Was Du an den Maaren erleben kannst
- Wandern rund um die Dauner Maare auf dem Eifelsteig
- Aussicht vom Dronketurm – Blick auf alle drei Dauner Maare gleichzeitig
- Auf der Maarschaukel die Beine über dem Gemündener Maar baumeln lassen
- Kanufahren und Bootfahren auf dem Gemündener Maar
- Baden im Pulvermaar – einem der tiefsten Seen Deutschlands
- Geführte Sonntagsführungen des Geoparks rund um die Maare (März–September)
- Besuch des Eifel-Vulkanmuseums Daun oder des Maarmuseums Manderscheid
- Fotografieren des Sternenhimmels, der sich im stillen Wasser spiegelt
Tipps für Deinen Besuch
🚗 Anfahrt & Parken
Vom Landgut Pfauenhof sind die Dauner Maare in ca. 12 km erreichbar. Parken am Parkplatz Weinfelder Maar. Von dort gut ausgeschilderte Fußwege zu allen drei Maaren.
🥾 Beste Wanderroute
Der Maare-Pfad (ca. 8 km) verbindet alle drei Dauner Maare in einer Runde – für Familien gut geeignet, mit dem Dronketurm als Highlight.
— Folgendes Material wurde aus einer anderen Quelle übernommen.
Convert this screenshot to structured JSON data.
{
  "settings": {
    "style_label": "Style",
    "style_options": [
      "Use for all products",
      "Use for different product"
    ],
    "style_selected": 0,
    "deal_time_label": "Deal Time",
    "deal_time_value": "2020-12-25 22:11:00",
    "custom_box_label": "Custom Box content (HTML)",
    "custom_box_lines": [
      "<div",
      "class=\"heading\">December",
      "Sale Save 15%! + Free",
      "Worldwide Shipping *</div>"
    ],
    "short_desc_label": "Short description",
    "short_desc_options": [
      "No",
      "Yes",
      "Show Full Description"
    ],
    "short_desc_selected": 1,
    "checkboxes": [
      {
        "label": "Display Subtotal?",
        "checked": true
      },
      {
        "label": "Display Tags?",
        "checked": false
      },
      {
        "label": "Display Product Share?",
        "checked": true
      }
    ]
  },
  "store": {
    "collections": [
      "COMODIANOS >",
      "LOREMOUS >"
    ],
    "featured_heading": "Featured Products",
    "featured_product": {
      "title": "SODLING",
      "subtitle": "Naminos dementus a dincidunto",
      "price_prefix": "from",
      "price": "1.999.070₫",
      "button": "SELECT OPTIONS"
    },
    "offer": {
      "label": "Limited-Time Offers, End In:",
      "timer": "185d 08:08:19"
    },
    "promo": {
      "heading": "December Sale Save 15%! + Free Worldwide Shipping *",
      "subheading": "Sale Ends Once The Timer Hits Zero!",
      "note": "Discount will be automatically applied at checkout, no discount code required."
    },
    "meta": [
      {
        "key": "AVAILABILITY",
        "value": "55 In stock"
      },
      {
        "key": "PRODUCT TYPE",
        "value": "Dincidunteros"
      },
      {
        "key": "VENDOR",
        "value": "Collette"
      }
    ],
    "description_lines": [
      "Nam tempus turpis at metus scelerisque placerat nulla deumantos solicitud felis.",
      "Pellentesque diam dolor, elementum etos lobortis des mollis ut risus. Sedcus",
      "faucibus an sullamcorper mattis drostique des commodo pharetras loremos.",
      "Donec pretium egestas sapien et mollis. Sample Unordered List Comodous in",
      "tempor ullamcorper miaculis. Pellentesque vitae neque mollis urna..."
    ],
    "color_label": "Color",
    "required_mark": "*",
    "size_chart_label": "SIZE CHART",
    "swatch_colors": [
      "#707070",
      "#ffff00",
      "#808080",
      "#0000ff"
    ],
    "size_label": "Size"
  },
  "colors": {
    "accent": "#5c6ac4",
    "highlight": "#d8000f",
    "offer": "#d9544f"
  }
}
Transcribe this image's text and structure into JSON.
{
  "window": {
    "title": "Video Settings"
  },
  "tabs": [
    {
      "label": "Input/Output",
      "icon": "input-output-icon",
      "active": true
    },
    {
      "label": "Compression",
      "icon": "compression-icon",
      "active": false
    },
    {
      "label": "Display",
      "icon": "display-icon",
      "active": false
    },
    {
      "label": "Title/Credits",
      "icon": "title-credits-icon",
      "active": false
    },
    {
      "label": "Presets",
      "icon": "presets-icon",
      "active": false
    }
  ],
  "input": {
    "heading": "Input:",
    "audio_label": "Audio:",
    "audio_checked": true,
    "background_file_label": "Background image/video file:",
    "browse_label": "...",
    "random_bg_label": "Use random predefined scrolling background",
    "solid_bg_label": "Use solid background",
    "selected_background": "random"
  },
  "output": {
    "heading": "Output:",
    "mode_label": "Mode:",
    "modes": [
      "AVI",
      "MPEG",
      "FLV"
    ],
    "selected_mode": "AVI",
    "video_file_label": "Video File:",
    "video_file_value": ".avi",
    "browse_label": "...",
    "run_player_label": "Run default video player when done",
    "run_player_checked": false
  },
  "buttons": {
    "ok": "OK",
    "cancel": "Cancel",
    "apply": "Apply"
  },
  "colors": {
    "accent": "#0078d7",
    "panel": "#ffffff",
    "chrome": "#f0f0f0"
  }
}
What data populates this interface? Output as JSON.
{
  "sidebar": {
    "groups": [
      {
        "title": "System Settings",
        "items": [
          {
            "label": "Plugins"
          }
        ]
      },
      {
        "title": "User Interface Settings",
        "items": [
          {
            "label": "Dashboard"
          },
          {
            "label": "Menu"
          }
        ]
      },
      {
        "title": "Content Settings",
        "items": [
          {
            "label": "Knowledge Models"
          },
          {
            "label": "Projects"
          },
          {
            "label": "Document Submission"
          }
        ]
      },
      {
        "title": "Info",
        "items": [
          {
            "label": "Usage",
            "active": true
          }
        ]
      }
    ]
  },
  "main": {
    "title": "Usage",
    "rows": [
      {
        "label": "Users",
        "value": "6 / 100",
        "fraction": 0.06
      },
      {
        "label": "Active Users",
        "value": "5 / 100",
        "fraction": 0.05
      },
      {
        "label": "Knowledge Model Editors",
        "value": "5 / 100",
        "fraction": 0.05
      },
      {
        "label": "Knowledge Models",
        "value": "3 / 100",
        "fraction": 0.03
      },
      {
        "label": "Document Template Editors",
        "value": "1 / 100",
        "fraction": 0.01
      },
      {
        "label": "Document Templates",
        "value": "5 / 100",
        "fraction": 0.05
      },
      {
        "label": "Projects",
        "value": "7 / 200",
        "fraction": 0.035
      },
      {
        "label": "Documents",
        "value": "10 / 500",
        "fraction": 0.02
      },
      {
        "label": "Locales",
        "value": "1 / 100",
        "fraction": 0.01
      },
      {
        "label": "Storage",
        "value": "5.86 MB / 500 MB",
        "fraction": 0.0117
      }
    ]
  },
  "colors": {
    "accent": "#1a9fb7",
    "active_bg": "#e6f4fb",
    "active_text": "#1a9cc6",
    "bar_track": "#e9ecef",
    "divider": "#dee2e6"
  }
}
Wer mehr möchte: der Eifelsteig führt direkt an den Maaren entlang.
📸 Bestes Licht
Morgens früh oder in der Abenddämmerung zeigen die Maare ihre schönste Seite – wenn Nebel über dem Wasser liegt oder die untergehende Sonne das Blau zum Leuchten bringt. Herbst ist besonders fotogen.
👨👩👧👦 Mit Kindern
Der Maarschauplatz Daun bietet kindgerechte Informationen zur Entstehung der Maare. Das Pulvermaar hat ein Naturfreibad mit Nichtschwimmerbereich. Der Dronketurm ist für alle Altersgruppen erreichbar.
Die Dauner Maare liegen keine 15 Minuten vom Landgut Pfauenhof entfernt – und können wunderbar mit einem Reitausflug am Morgen oder einem Burgenbesuch am Nachmittag kombiniert werden. Die Eifel hat viele Gesichter, und die Maare gehören zu den schönsten davon.